If only it could be so simple. There were two complications here: there is a lot of code that explicitly treats these as printf strings, and parses them into internal argv-style representations. Pretending our types were just format strings would cause all kinds of problems in this code. So I had to modify libdtrace to treat this more explicitly as raw 'string data' that is (optionally) used with the DIFEXPR action. Even with that in place, the formats I was sending down were not making it back out of the kernel. Because the argument is action-specific, the kernel needed to be modified to recognize this new argument in dtrace_ecb_action_add. With that change in place, I was able to get the format string back in userland when consuming the CPU buffers.
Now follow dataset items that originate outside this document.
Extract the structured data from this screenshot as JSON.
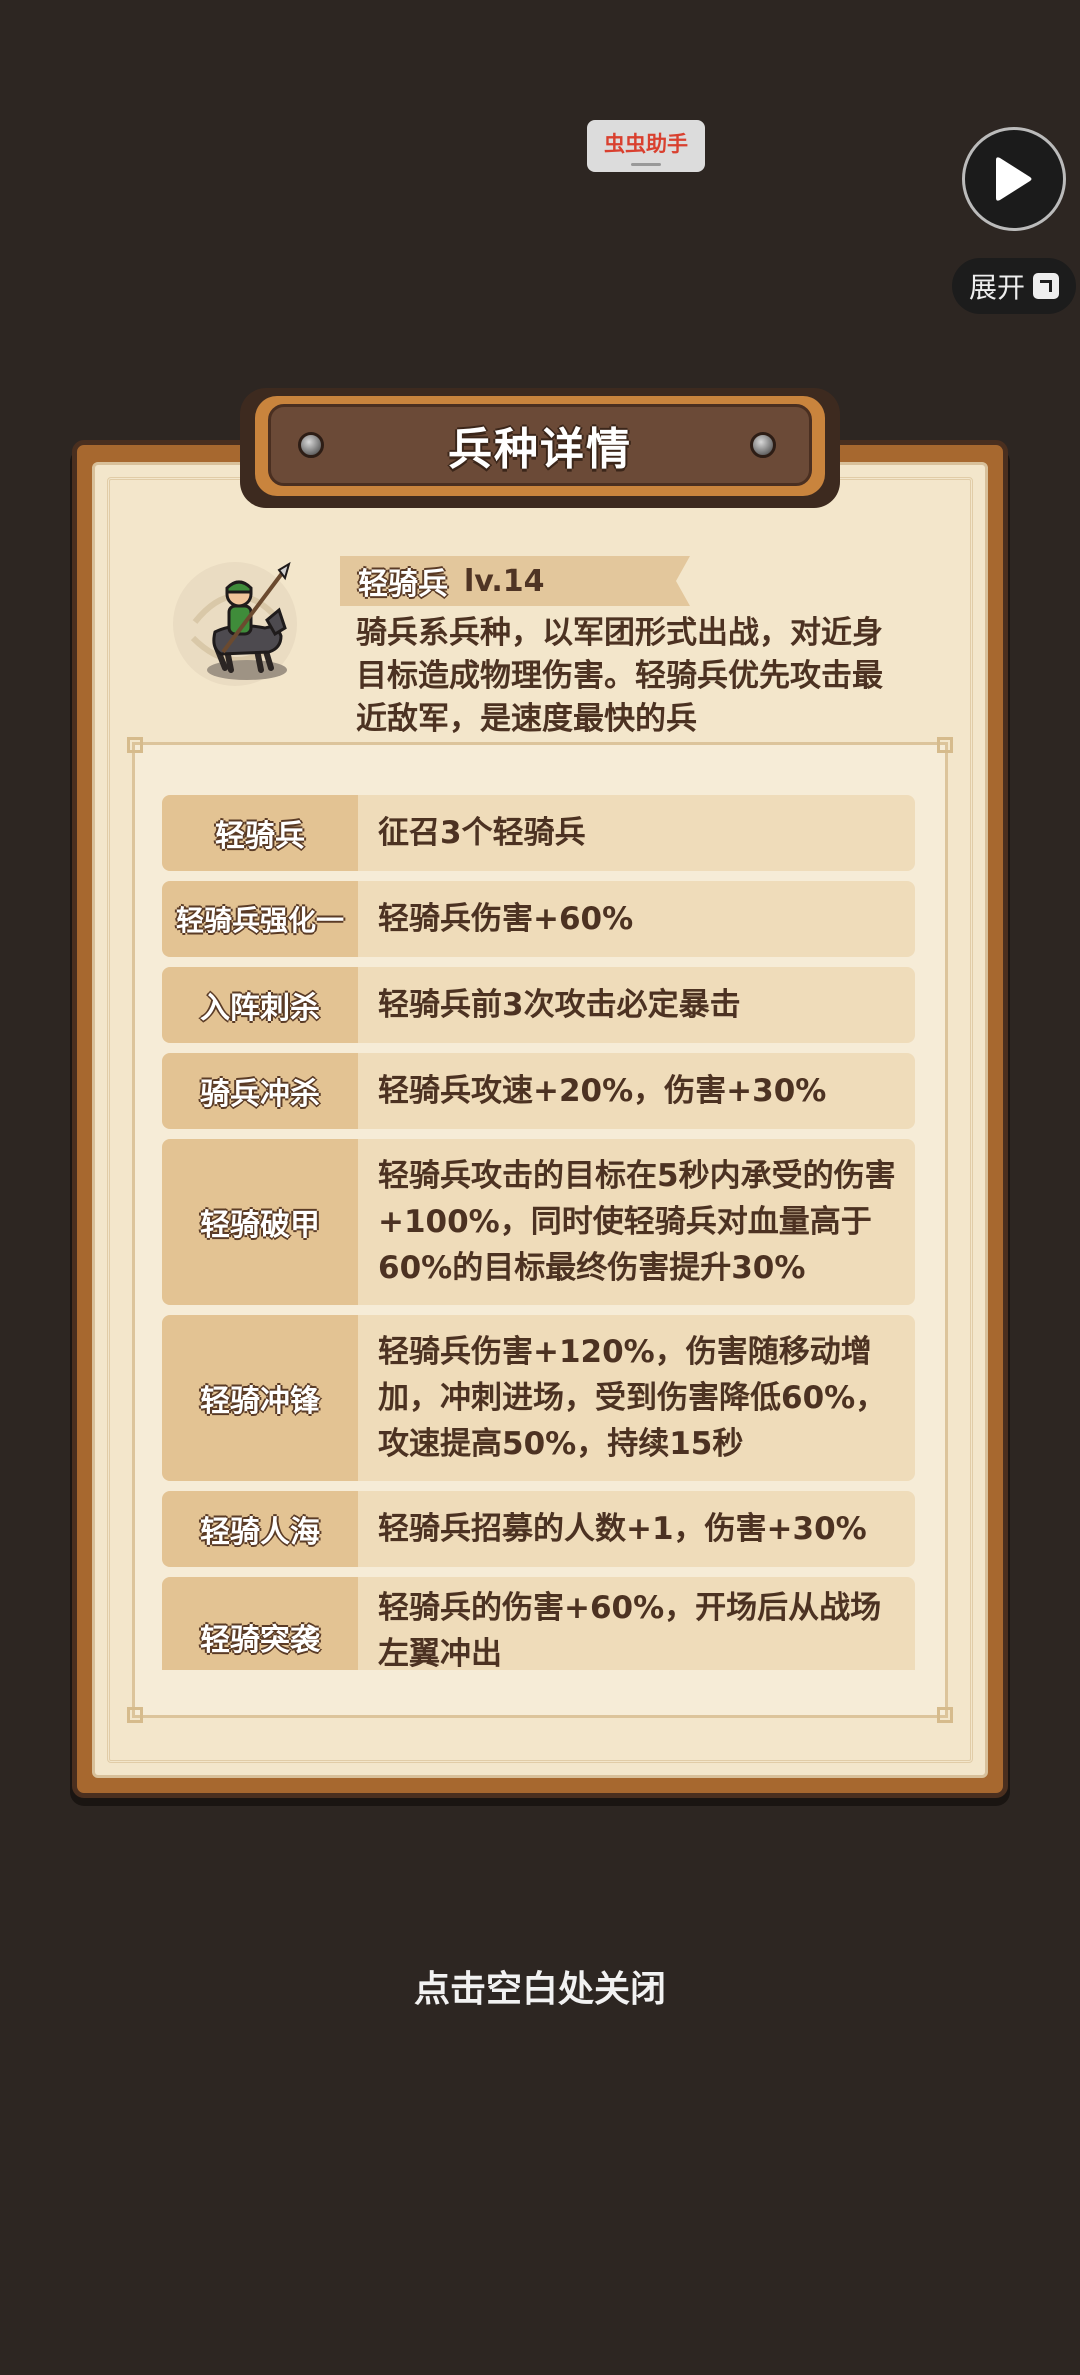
{
  "overlay": {
    "helper_label": "虫虫助手",
    "expand_label": "展开"
  },
  "panel": {
    "title": "兵种详情",
    "unit": {
      "name": "轻骑兵",
      "level": "lv.14",
      "description": "骑兵系兵种，以军团形式出战，对近身目标造成物理伤害。轻骑兵优先攻击最近敌军，是速度最快的兵"
    },
    "skills": [
      {
        "name": "轻骑兵",
        "effect": "征召3个轻骑兵"
      },
      {
        "name": "轻骑兵强化一",
        "effect": "轻骑兵伤害+60%"
      },
      {
        "name": "入阵刺杀",
        "effect": "轻骑兵前3次攻击必定暴击"
      },
      {
        "name": "骑兵冲杀",
        "effect": "轻骑兵攻速+20%，伤害+30%"
      },
      {
        "name": "轻骑破甲",
        "effect": "轻骑兵攻击的目标在5秒内承受的伤害+100%，同时使轻骑兵对血量高于60%的目标最终伤害提升30%"
      },
      {
        "name": "轻骑冲锋",
        "effect": "轻骑兵伤害+120%，伤害随移动增加，冲刺进场，受到伤害降低60%，攻速提高50%，持续15秒"
      },
      {
        "name": "轻骑人海",
        "effect": "轻骑兵招募的人数+1，伤害+30%"
      },
      {
        "name": "轻骑突袭",
        "effect": "轻骑兵的伤害+60%，开场后从战场左翼冲出"
      }
    ]
  },
  "close_hint": "点击空白处关闭",
  "icons": {
    "play": "play-icon",
    "expand": "expand-icon",
    "avatar": "light-cavalry-avatar"
  }
}
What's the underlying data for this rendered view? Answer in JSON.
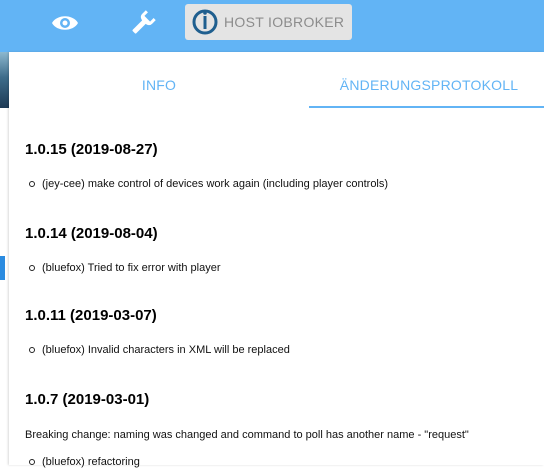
{
  "toolbar": {
    "host_label": "HOST IOBROKER"
  },
  "tabs": [
    {
      "label": "INFO"
    },
    {
      "label": "ÄNDERUNGSPROTOKOLL"
    }
  ],
  "changelog": [
    {
      "version": "1.0.15 (2019-08-27)",
      "entries": [
        "(jey-cee) make control of devices work again (including player controls)"
      ]
    },
    {
      "version": "1.0.14 (2019-08-04)",
      "entries": [
        "(bluefox) Tried to fix error with player"
      ]
    },
    {
      "version": "1.0.11 (2019-03-07)",
      "entries": [
        "(bluefox) Invalid characters in XML will be replaced"
      ]
    },
    {
      "version": "1.0.7 (2019-03-01)",
      "note": "Breaking change: naming was changed and command to poll has another name - \"request\"",
      "entries": [
        "(bluefox) refactoring"
      ]
    }
  ],
  "colors": {
    "accent": "#62b4f5",
    "host_button": "#e4e4e4"
  },
  "icons": [
    "eye-icon",
    "wrench-icon",
    "iobroker-logo-icon"
  ]
}
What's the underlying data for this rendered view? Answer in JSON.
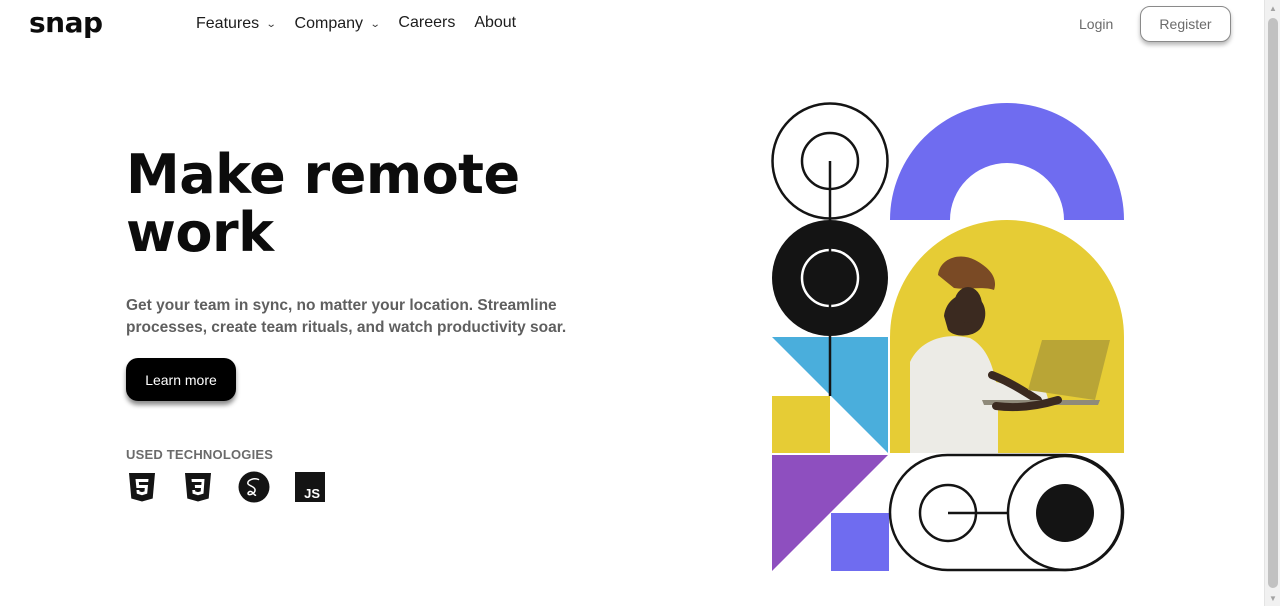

Bitfields, or why the D compiler cost me an hour of my life

With the trace data and type string in hand, I then proceeded to copy the mdb ::print code, first from apptrace (which turned out to be complete garbage) and then fixing it up bit by bit. Finally, after tweaking the code for an hour or two, I had it looking pretty much like identical ::print output. But when I fed it a klwp_t structure, I found that the user_desc_t structure bitfields weren't being printed correctly:

# dtrace -n 'BEGIN{print(*((user_desc_t*)0xffffff00cb0a4d90)); exit(0)}'
dtrace: description 'BEGIN' matched 1 probe
CPU     ID                    FUNCTION:NAME
  0      1                           :BEGIN user_desc_t {
    unsigned long usd_lolimit = 0xcff3000000ffff
    unsigned long usd_lobase = 0xcff3000000
    unsigned long usd_midbase = 0xcff300
    unsigned long usd_type = 0xcff3
    unsigned long usd_dpl :64 = 0xcff3
    unsigned long usd_p :64 = 0xcff3
    unsigned long usd_hilimit = 0xcf
    unsigned long usd_avl :64 = 0xcf
    unsigned long usd_long :64 = 0xcf
    unsigned long usd_def32 :64 = 0xcf
    unsigned long usd_gran :64 = 0xcf
    unsigned long usd_hibase = 0
}

I spent an hour trying to debug this, only to find that the CTF IDs weren't matching what I expected from the underlying object. I finally tracked it down to the fact that the D compiler, by virtue of processing the /usr/lib/dtrace files, pulls in its own version of klwp_t from the system header files. But it botches the bitfields, leaving the user with a subtly incorrect data. Switching the type to be genunix`user_desc_t fixed the problem.

What's next

Given the usefulness of this feature, the next steps are to clean up the code, get it reviewed, and push to the illumos gate. It should hopefully be finding its way to an illumos distribution near you soon. Here's a final print() invocation to leave you with:

# dtrace -n 'zio_done:entry{print(*args[0]); exit(0)}'
dtrace: description 'zio_done:entry' matched 1 probe
CPU     ID                    FUNCTION:NAME
  0  42594                   zio_done:entry zio_t {
    zbookmark_t io_bookmark = {
        uint64_t zb_objset = 0
        uint64_t zb_object = 0
        int64_t zb_level = 0
        uint64_t zb_blkid = 0
    }
    zio_prop_t io_prop = {
        enum zio_checksum zp_checksum = ZIO_CHECKSUM_INHERIT
        enum zio_compress zp_compress = ZIO_COMPRESS_INHERIT
        dmu_object_type_t zp_type = DMU_OT_NONE
        uint8_t zp_level = 0
        uint8_t zp_copies = 0
        uint8_t zp_dedup = 0
        uint8_t zp_dedup_verify = 0
    }
    zio_type_t io_type = ZIO_TYPE_NULL
    enum zio_child io_child_type = ZIO_CHILD_VDEV
    int io_cmd = 0
    uint8_t io_priority = 0
    uint8_t io_reexecute = 0
    uint8_t [2] io_state = [ 0x1, 0 ]
    uint64_t io_txg = 0
    spa_t *io_spa = 0xffffff00c6806580
    blkptr_t *io_bp = 0
    blkptr_t *io_bp_override = 0
    blkptr_t io_bp_copy = {
        dva_t [3] blk_dva = [ 
            dva_t {
                uint64_t [2] dva_word = [ 0, 0 ]
            }, 
    ...